Nested Flyte IO Types

One of the most powerful features of the structured data implementation is the recursive handling of Flyte IO types. If a dataclass or Pydantic model contains a flyte.io.File, flyte.io.Dir, or StructuredDataset, the Flyte SDK automatically manages the data movement.

In to_literal, both transformers execute:

await _invoke_lazy_uploaders(python_val)

This function traverses the object tree and triggers the upload of any local files to the remote Flyte metadata store (e.g., S3/GCS). When the task on the receiving end deserializes the object, these IO types are reconstructed with their remote paths, ready for the next task to download or stream.

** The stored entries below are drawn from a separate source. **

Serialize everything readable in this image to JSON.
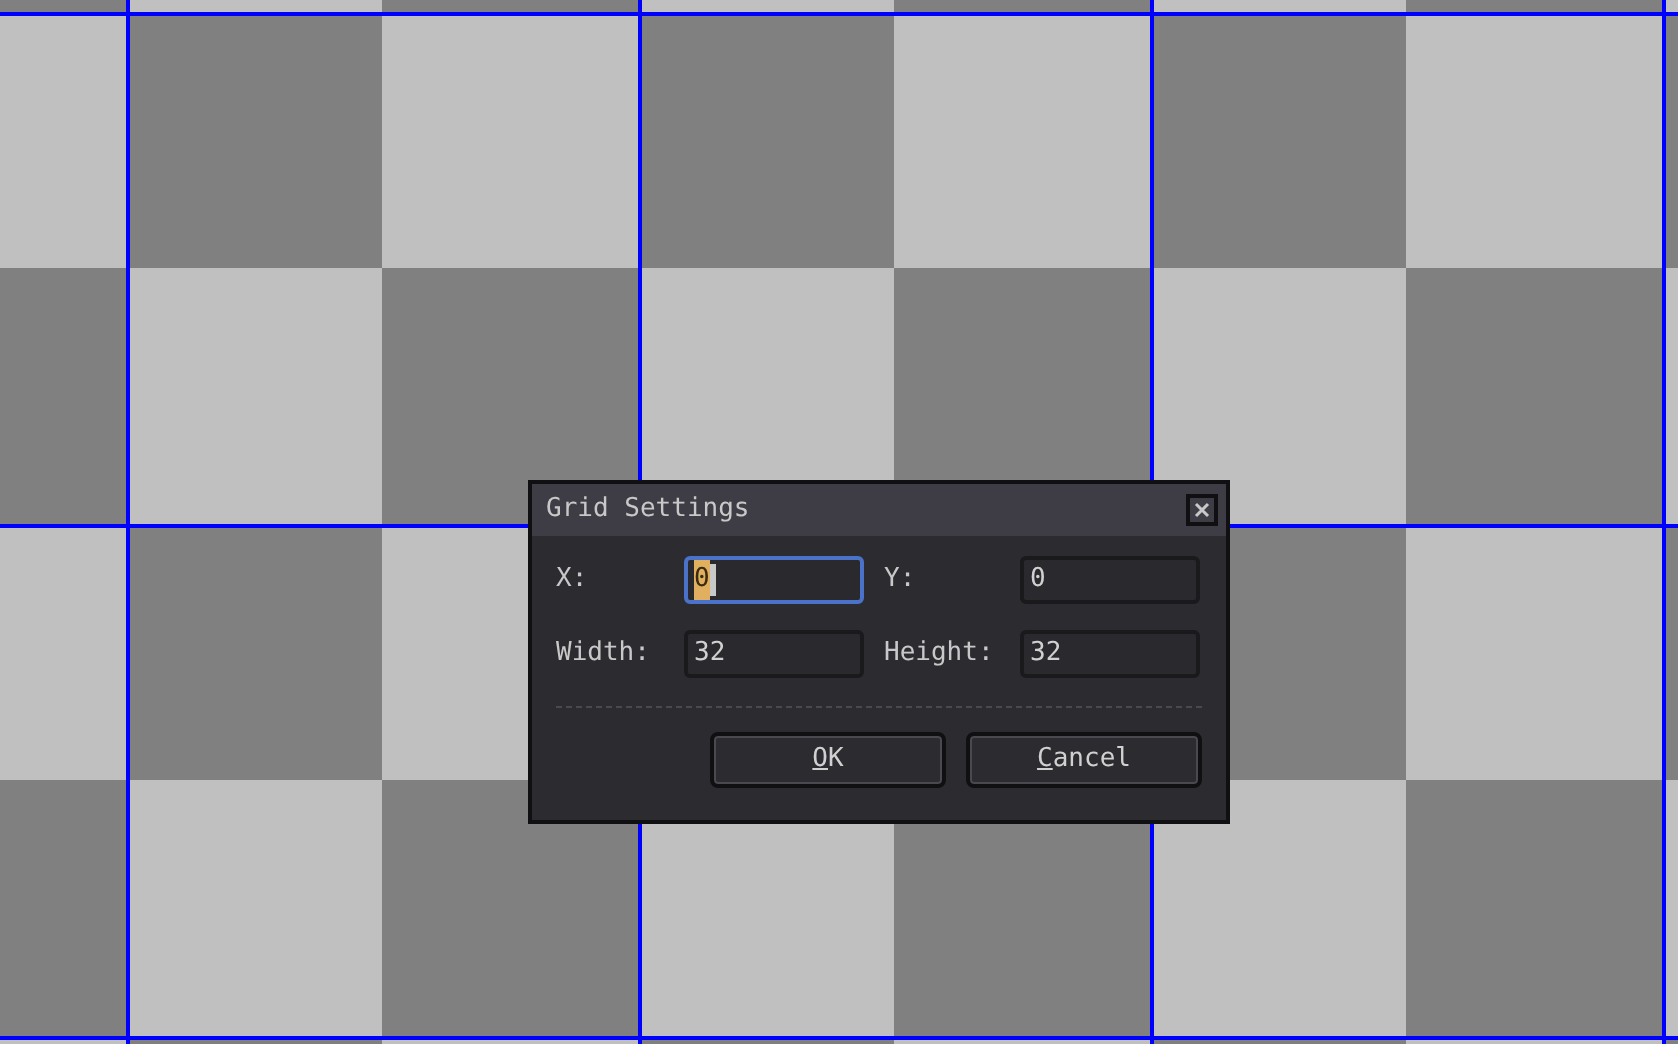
{
  "dialog": {
    "title": "Grid Settings",
    "fields": [
      {
        "label": "X:",
        "value": "0",
        "focused": true
      },
      {
        "label": "Y:",
        "value": "0",
        "focused": false
      },
      {
        "label": "Width:",
        "value": "32",
        "focused": false
      },
      {
        "label": "Height:",
        "value": "32",
        "focused": false
      }
    ],
    "buttons": [
      {
        "label": "OK"
      },
      {
        "label": "Cancel"
      }
    ]
  }
}
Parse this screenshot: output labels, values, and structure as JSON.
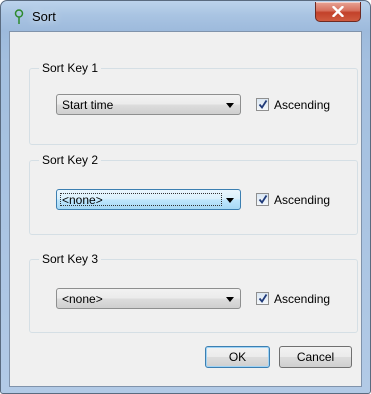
{
  "window": {
    "title": "Sort",
    "close_symbol": "x"
  },
  "sort_keys": [
    {
      "label": "Sort Key 1",
      "value": "Start time",
      "ascending_label": "Ascending",
      "ascending": true
    },
    {
      "label": "Sort Key 2",
      "value": "<none>",
      "ascending_label": "Ascending",
      "ascending": true
    },
    {
      "label": "Sort Key 3",
      "value": "<none>",
      "ascending_label": "Ascending",
      "ascending": true
    }
  ],
  "buttons": {
    "ok": "OK",
    "cancel": "Cancel"
  },
  "icons": {
    "app": "pin-icon",
    "close": "close-icon",
    "dropdown": "chevron-down-icon",
    "check": "check-icon"
  },
  "colors": {
    "close_button": "#c7452d",
    "focus_border": "#3c7fb1",
    "check_mark": "#1f3a7a"
  }
}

Interoperability: Pydantic inside Dataclasses

The codebase provides a PydanticSchemaPlugin for mashumaro. This plugin allows DataclassTransformer to correctly generate JSON schemas even when a dataclass contains a Pydantic BaseModel as a field. It bridges the two systems by delegating schema generation for the Pydantic field to Pydantic's own model_json_schema method.

Performance and Metadata

Both transformers use MessagePack for binary transport, which is indicated in the LiteralType metadata:

meta_struct.update(
{
CACHE_KEY_METADATA: {
SERIALIZATION_FORMAT: MESSAGEPACK,
}
}
)

This metadata ensures that the Flyte engine and other SDKs know how to decode the binary payload. If the original Python class is unavailable (e.g., when inspecting a execution from a different environment), the guess_python_type method in both transformers can reconstruct a dynamic class from the JSON schema metadata stored in the LiteralType.